Thursday, July 31, 2008

The End of Free Trade?

July 31, 2008; Page A14
The demise of the Doha trade round is another blow to the struggling world economy, and there's plenty of blame to go around. But the crucial question going forward is whether this is merely a temporary setback, or if it marks the end of the post-World War II free-trade era that has done so much to spread prosperity.

We tend by nature and history toward optimism, but no one should sugar-coat Doha's collapse. For the first time since the multilateral trading rounds began after World War II, a trade expansion effort has ended in failure. Trade negotiations are never perfect, but for half a century the trend has been toward freer trade and more open markets. This has opened vast new opportunities for global business, spreading competition and innovation that have helped to raise living standards across the globe.

In 1990, trade represented about 40% of world GDP, according to the World Bank. By 2004, trade exceeded 55% of world GDP, and the global economy had expanded by 50%. The five fastest-growing countries from 1990 to 2004 were Albania, Bosnia and Herzegovina, China, Ireland and Vietnam, and all of them had annual double-digit increases in trade. Meanwhile, the countries that traded the least -- Iran, many African countries -- have stagnated.

So pervasive have the blessings of trade become that they are taken for granted. Americans hear a lot about textile plant closings in North Carolina, but they barely notice their expanded purchasing power thanks to Wal-Mart's vast global supply network. Thirty years ago something as simple as cotton shirts and trousers were expensive; now they're cheap. Fresh fruit was once rare in January; now it's ubiquitous.

Manufacturing exports supported nearly six million U.S. jobs in 2006, a figure that has surely grown given the recent boom in U.S. sales abroad. Farm exports supported some 806,000 American jobs in 2005, a figure that has also surely grown with the booming world demand for U.S. corn, soybeans, wheat, meat and specialty crops.

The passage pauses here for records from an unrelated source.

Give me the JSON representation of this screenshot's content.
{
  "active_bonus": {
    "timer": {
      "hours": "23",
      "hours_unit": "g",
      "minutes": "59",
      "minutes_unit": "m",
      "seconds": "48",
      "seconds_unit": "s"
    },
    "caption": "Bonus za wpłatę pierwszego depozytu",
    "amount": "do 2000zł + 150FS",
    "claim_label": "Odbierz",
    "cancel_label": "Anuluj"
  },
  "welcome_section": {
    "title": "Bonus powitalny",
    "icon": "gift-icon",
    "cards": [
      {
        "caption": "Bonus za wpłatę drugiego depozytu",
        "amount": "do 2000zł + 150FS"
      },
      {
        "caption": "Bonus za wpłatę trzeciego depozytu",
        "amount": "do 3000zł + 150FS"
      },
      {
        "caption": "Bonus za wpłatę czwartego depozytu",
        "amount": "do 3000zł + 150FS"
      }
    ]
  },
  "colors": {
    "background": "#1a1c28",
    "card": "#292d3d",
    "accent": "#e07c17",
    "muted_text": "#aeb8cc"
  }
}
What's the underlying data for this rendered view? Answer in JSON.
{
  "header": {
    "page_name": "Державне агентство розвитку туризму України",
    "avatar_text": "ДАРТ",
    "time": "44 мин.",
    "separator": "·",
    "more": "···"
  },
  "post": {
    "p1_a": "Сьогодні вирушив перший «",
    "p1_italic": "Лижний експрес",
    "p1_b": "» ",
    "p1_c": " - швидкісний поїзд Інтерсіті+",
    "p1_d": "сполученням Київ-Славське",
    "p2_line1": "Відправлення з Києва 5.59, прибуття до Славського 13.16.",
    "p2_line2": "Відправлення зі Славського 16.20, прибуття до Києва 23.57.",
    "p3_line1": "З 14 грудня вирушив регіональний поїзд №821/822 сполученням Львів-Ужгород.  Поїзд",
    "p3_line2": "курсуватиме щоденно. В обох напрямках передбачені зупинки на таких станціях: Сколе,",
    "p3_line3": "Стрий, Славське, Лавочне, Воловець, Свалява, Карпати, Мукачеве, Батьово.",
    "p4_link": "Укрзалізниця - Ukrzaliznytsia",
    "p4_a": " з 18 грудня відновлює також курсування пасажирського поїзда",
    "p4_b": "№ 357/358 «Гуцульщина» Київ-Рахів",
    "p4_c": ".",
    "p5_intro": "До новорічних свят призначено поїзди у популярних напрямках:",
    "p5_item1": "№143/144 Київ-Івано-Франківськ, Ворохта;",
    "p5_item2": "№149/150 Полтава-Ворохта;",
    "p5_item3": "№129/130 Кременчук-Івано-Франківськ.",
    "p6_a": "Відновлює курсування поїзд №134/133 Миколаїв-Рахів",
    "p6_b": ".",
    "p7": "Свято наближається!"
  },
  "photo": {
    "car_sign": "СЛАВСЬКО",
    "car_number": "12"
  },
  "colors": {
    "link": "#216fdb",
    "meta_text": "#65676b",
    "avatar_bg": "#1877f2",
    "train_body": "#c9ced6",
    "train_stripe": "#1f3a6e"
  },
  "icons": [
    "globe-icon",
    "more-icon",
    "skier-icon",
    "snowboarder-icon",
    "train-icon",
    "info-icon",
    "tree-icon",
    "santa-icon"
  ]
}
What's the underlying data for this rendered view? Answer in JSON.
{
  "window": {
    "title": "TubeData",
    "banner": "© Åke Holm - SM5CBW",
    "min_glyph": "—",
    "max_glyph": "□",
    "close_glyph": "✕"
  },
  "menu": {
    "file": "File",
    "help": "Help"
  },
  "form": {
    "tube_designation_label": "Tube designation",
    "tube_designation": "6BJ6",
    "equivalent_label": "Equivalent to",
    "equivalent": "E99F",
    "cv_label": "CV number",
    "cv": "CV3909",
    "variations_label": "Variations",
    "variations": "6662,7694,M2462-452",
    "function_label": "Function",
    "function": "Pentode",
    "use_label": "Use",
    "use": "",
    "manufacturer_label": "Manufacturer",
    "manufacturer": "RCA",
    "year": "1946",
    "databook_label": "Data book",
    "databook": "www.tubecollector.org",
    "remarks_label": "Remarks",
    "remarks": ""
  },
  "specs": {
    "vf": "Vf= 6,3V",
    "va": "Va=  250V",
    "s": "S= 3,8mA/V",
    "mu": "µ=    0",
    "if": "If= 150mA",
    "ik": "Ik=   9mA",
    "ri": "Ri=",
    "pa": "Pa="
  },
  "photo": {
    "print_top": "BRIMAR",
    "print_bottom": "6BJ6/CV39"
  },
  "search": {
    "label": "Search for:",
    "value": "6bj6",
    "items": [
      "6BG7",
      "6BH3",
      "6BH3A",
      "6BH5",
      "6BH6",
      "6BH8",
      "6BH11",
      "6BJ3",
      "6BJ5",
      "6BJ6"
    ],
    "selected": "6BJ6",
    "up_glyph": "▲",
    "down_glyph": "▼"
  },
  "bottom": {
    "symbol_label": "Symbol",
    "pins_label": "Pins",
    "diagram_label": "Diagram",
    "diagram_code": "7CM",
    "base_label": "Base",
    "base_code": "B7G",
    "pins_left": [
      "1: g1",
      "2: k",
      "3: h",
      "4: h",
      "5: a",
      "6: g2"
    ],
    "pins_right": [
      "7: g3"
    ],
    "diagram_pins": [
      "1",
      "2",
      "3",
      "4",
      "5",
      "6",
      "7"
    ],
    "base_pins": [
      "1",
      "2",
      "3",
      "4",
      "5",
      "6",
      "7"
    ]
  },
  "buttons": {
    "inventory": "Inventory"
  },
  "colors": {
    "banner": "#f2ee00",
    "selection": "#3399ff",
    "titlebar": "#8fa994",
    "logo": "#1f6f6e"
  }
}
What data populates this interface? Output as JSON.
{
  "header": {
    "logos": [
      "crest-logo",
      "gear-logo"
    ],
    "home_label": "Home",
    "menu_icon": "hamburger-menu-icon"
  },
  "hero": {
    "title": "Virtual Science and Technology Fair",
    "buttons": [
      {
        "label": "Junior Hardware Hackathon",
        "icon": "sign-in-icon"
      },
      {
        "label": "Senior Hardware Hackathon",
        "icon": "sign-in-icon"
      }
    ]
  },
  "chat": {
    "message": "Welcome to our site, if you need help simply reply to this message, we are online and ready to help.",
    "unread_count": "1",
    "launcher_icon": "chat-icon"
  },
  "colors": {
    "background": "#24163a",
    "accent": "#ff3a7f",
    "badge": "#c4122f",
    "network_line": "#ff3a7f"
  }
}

Yet at Doha, all of this wasn't enough to defeat the protectionists. The media spin of the moment is that this shows the rising power of the developing world. But the real dividing line in the world economy isn't this updated version of the North vs. South 1950s cliché. The real battle is between those who want to expand this era of global trade and prosperity, and those who want to carve out their own protected niches.

The latter seems to include Indian Commerce Minister Kamal Nath, who is the main villain in this week's failure. He preened as a Third World hero by refusing to open his country further to farm imports, insisting on a "special safeguard mechanism" that would have let countries jack up their tariffs if imports rose too rapidly. He claimed this would protect the "livelihood of millions of farmers" in India. But the rise of India's middle class has coincided precisely with the move of millions from the countryside to cities, as well as India's growing engagement with the world economy. More Indians will stay poorer longer because of his obstinance.

The U.S. political class also bears a substantial part of the blame. In its waning months, the Bush Administration has less power to persuade. But part of that weakness goes back to the original trade sins of its first two years. With its steel tariffs and overstuffed farm subsidy bill of 2002, the Administration sent a signal that domestic politics took precedence over U.S. global trade leadership. Its credibility never recovered.

Democrats in Congress have also spooked the world with their blatant protectionism -- from their recent veto override of a farm bill jammed with trade-distorting subsidies, to their refusal to ratify bilateral trade deals even with such vital U.S. allies as Colombia and South Korea. Barack Obama's promise to repudiate Nafta if Mexico and Canada won't go along with his ideas was also a trade shock heard 'round the world. For all their talk about listening to America's partners, Democrats are the world's biggest trade bullies.

Having defeated Doha, the world's protectionists will now press forward with their special-interest agendas, hoping to build a lattice-work of cartels and managed trade. One way to push back is with bilateral or regional trade pacts, but these also risk establishing regional cartels and a web of conflicting trade rules that raise business costs.

Doha's failure is a lost opportunity, but it could become much worse if it galvanizes even part of the world to resort to the tariffs and currency devaluations that led to and exacerbated the Great Depression. It was precisely the bitter memory of that era that led the world's postwar statesmen to build the GATT, the European Common Market, and the rest of free-trade system we now take for granted at our peril.

What the world really needs now is a fresh burst of global economic leadership -- on currency movements, pro-growth tax policies, and free trade.